Loin de son apparence décentralisée et intangible, le numérique est bien un outil territorial au service des puissances. Les données comme les infrastructures numériques sont des leviers d’influence propres à donner un avantage comparatif aux Etats. Face à la mainmise des Etats-Unis sur l’outil numérique, la Russie et la Chine ont bien compris toute l’importance de prendre leur indépendance.

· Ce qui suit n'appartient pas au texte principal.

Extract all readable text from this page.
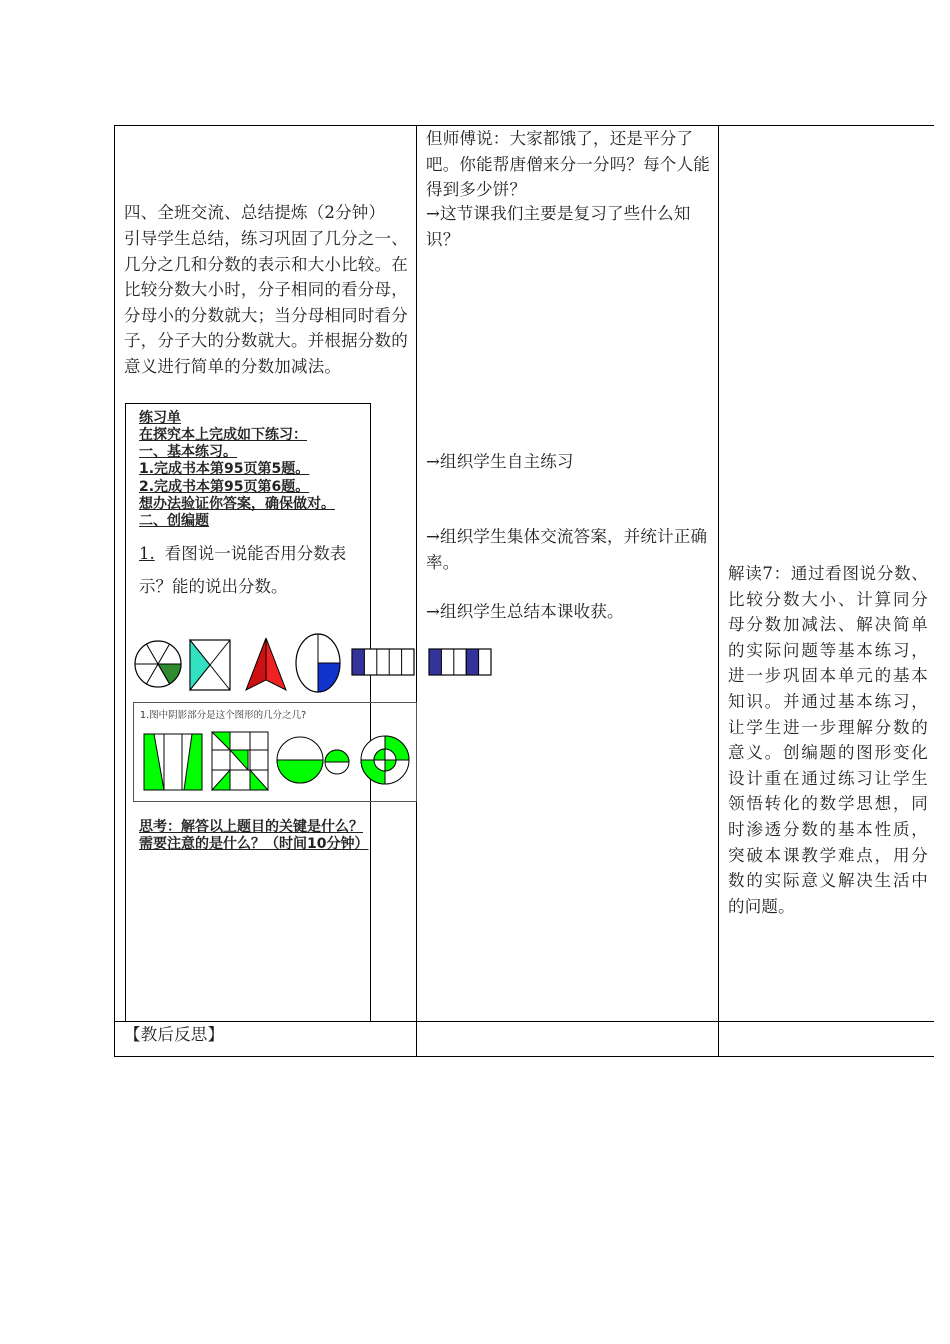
四、全班交流、总结提炼（2分钟）
引导学生总结，练习巩固了几分之一、几分之几和分数的表示和大小比较。在比较分数大小时，分子相同的看分母，分母小的分数就大；当分母相同时看分子，分子大的分数就大。并根据分数的意义进行简单的分数加减法。
练习单
在探究本上完成如下练习：
一、基本练习。
1.完成书本第95页第5题。
2.完成书本第95页第6题。
想办法验证你答案，确保做对。
二、创编题
1. 看图说一说能否用分数表示？能的说出分数。
1.图中阴影部分是这个图形的几分之几?
思考：解答以上题目的关键是什么？需要注意的是什么？（时间10分钟）
但师傅说：大家都饿了，还是平分了吧。你能帮唐僧来分一分吗？每个人能得到多少饼？
→这节课我们主要是复习了些什么知识？
→组织学生自主练习
→组织学生集体交流答案，并统计正确率。
→组织学生总结本课收获。
解读7：通过看图说分数、比较分数大小、计算同分母分数加减法、解决简单的实际问题等基本练习，进一步巩固本单元的基本知识。并通过基本练习，让学生进一步理解分数的意义。创编题的图形变化设计重在通过练习让学生领悟转化的数学思想，同时渗透分数的基本性质，突破本课教学难点，用分数的实际意义解决生活中的问题。
【教后反思】
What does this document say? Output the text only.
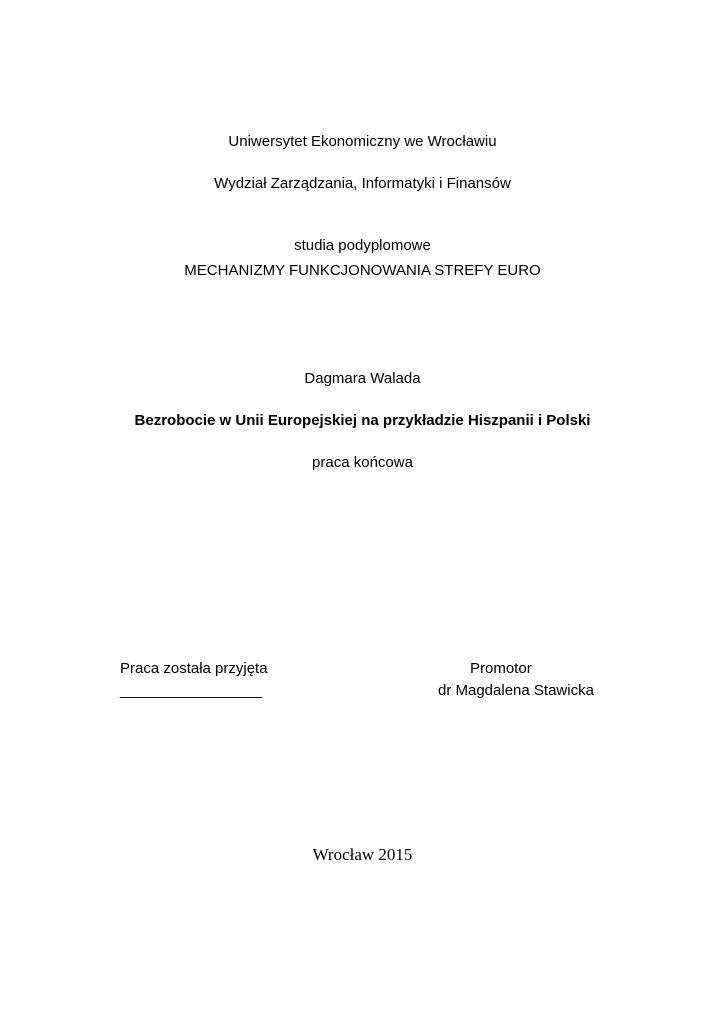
Uniwersytet Ekonomiczny we Wrocławiu
Wydział Zarządzania, Informatyki i Finansów
studia podyplomowe
MECHANIZMY FUNKCJONOWANIA STREFY EURO
Dagmara Walada
Bezrobocie w Unii Europejskiej na przykładzie Hiszpanii i Polski
praca końcowa
Praca została przyjęta
_________________
Promotor
dr Magdalena Stawicka
Wrocław 2015
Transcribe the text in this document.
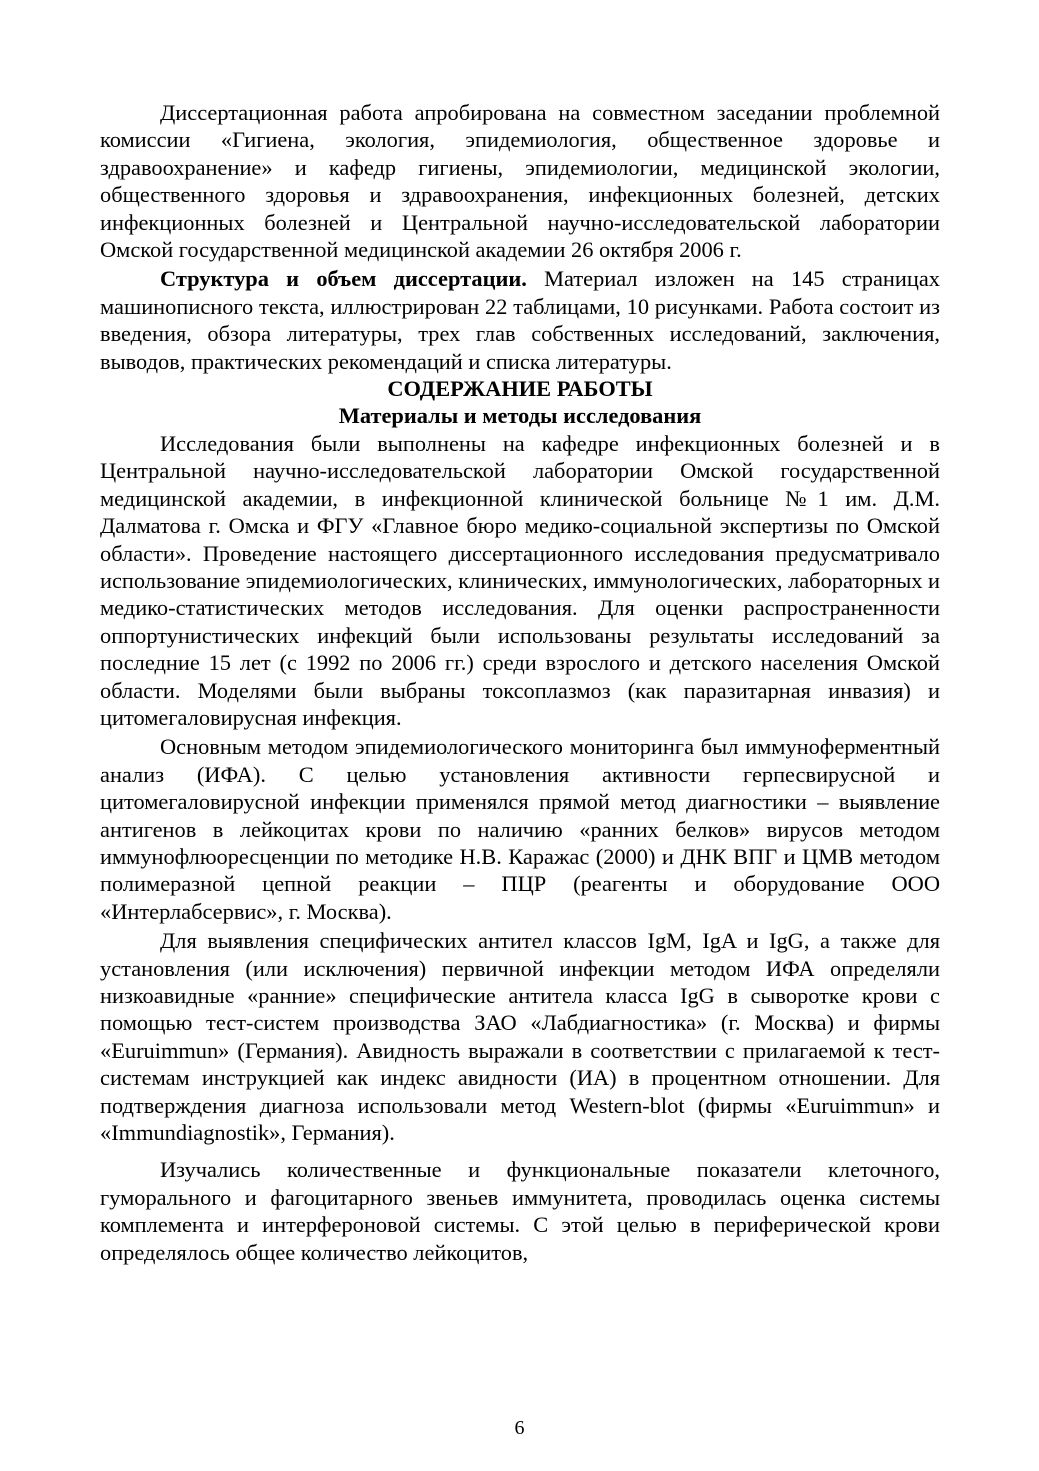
Диссертационная работа апробирована на совместном заседании проблемной комиссии «Гигиена, экология, эпидемиология, общественное здоровье и здравоохранение» и кафедр гигиены, эпидемиологии, медицинской экологии, общественного здоровья и здравоохранения, инфекционных болезней, детских инфекционных болезней и Центральной научно-исследовательской лаборатории Омской государственной медицинской академии 26 октября 2006 г.

Структура и объем диссертации. Материал изложен на 145 страницах машинописного текста, иллюстрирован 22 таблицами, 10 рисунками. Работа состоит из введения, обзора литературы, трех глав собственных исследований, заключения, выводов, практических рекомендаций и списка литературы.

СОДЕРЖАНИЕ РАБОТЫ

Материалы и методы исследования

Исследования были выполнены на кафедре инфекционных болезней и в Центральной научно-исследовательской лаборатории Омской государственной медицинской академии, в инфекционной клинической больнице №1 им. Д.М. Далматова г. Омска и ФГУ «Главное бюро медико-социальной экспертизы по Омской области». Проведение настоящего диссертационного исследования предусматривало использование эпидемиологических, клинических, иммунологических, лабораторных и медико-статистических методов исследования. Для оценки распространенности оппортунистических инфекций были использованы результаты исследований за последние 15 лет (с 1992 по 2006 гг.) среди взрослого и детского населения Омской области. Моделями были выбраны токсоплазмоз (как паразитарная инвазия) и цитомегаловирусная инфекция.

Основным методом эпидемиологического мониторинга был иммуноферментный анализ (ИФА). С целью установления активности герпесвирусной и цитомегаловирусной инфекции применялся прямой метод диагностики – выявление антигенов в лейкоцитах крови по наличию «ранних белков» вирусов методом иммунофлюоресценции по методике Н.В. Каражас (2000) и ДНК ВПГ и ЦМВ методом полимеразной цепной реакции – ПЦР (реагенты и оборудование ООО «Интерлабсервис», г. Москва).

Для выявления специфических антител классов IgM, IgA и IgG, а также для установления (или исключения) первичной инфекции методом ИФА определяли низкоавидные «ранние» специфические антитела класса IgG в сыворотке крови с помощью тест-систем производства ЗАО «Лабдиагностика» (г. Москва) и фирмы «Euruimmun» (Германия). Авидность выражали в соответствии с прилагаемой к тест-системам инструкцией как индекс авидности (ИА) в процентном отношении. Для подтверждения диагноза использовали метод Western-blot (фирмы «Euruimmun» и «Immundiagnostik», Германия).

Изучались количественные и функциональные показатели клеточного, гуморального и фагоцитарного звеньев иммунитета, проводилась оценка системы комплемента и интерфероновой системы. С этой целью в периферической крови определялось общее количество лейкоцитов,

6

Au-delà de ces rivalités traditionnelles, le numérique va également transformer l’humain, remettant en cause les relations de pouvoir.

Par Simon DOUAGLIN

Les données numériques, un outil d’influence

A l’heure du Big Data, il convient de s’interroger sur la production et l’usage des données en matière de politique. « Il existe ici des distinctions importantes : les faits sont ontologiques, la preuve est épistémologique, les données sont rhétoriques. Une donnée peut également être un fait, tout comme un fait peut être une preuve. Mais, à partir de sa formation vernaculaire, lexistence dune donnée est indépendante de tout rapport avec une vérité ontologique correspondante. Quand un fait est prouvé faux, il cesse d’être un fait. Les données fausses restent néanmoins des données. » (Rosenberg, 2013, p.18)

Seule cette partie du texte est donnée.